A clean-up of the cooling ponds has also been carried out.

However Berkeley resident and district Cllr Liz Ashton was unconvinced by their assurances.

"I do not care what they say about no danger, children do not always stay where they are supposed to play and people walk around that area in Sharpness," she said.

"This sort of thing should not happen."

The incident was reported to the Office for Nuclear Regulation (ONR) and the plant has now improved its monitoring instruments and given extra training to staff.

Peter Dickenson of the ONR said it had considered whether any regulatory action was warranted but decided instead to issue a letter.

However, he warned that “it won’t just be a letter next time” if there was any repeat incident, which could involve a notice of improvement being issued.

He said Magnox, which operates the station, had conducted its own investigation into the circumstances surrounding the incident and made recommendations for improvements, which Oldbury was implementing.

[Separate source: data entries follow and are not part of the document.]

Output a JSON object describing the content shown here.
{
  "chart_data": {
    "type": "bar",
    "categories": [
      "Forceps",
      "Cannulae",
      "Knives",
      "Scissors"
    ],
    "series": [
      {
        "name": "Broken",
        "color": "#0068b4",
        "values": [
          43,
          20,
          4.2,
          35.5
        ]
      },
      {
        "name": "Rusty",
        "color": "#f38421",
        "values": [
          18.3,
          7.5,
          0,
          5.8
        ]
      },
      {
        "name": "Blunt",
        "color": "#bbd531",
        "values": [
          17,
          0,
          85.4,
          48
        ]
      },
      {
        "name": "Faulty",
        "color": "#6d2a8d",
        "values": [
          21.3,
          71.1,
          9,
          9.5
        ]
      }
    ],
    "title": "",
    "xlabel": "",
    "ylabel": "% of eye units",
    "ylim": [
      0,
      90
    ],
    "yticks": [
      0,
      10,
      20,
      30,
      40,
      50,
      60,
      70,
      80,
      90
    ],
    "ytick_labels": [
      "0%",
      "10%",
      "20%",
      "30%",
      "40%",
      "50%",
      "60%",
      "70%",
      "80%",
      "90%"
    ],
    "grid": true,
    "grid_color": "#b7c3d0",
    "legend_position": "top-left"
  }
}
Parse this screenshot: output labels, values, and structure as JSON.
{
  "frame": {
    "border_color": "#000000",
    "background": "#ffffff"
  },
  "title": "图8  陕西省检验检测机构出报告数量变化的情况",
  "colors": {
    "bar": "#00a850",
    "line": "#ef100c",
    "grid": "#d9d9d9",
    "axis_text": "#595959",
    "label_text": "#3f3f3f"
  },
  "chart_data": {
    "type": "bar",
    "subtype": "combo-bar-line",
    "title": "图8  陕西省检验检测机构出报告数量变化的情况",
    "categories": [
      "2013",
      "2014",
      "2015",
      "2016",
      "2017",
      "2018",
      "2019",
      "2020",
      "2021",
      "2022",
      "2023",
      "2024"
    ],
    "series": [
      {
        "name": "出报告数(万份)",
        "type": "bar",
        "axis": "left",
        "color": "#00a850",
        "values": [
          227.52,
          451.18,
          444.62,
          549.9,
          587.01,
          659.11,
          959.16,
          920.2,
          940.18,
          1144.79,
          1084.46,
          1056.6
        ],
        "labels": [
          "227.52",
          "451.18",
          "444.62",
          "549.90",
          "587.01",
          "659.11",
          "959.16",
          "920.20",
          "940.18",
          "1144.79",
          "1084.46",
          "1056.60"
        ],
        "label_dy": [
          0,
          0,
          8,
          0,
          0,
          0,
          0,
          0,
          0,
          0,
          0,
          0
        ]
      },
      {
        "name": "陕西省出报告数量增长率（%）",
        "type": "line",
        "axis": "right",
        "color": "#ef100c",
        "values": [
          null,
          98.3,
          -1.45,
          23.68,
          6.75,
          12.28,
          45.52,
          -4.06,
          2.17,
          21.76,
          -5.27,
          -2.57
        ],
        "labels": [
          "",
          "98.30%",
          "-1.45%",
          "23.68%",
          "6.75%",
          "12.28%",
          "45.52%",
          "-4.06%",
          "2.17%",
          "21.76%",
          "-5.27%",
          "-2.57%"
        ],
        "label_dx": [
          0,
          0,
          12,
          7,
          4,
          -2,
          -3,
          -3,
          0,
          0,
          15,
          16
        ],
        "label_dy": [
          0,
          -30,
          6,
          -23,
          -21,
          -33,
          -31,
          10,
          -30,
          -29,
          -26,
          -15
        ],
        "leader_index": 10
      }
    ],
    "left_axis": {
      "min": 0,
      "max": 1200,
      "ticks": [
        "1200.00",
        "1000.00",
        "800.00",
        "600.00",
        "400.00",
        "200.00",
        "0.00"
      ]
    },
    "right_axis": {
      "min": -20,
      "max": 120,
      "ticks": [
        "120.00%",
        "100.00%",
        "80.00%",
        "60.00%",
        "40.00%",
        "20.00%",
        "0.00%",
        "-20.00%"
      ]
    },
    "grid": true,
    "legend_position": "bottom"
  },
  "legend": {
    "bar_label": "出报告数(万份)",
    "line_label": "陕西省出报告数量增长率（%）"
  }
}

He said: “We are confident that action put into place should eliminate the possibility of a repeat.”

Malcolm Lynden, the group’s chairman, said: “This has been a wake-up call for the site.”

Mr Ledger also reported a “significant near miss” to the meeting which involved a hook and chain weighing 18kg becoming detached and falling from a pile cap crane.

No-one was in the vicinity of the incident at the time but an immediate investigation was started into how it had happened.

Mr Ledger said: “These were two very disappointing and very significant events and we have taken them very seriously.”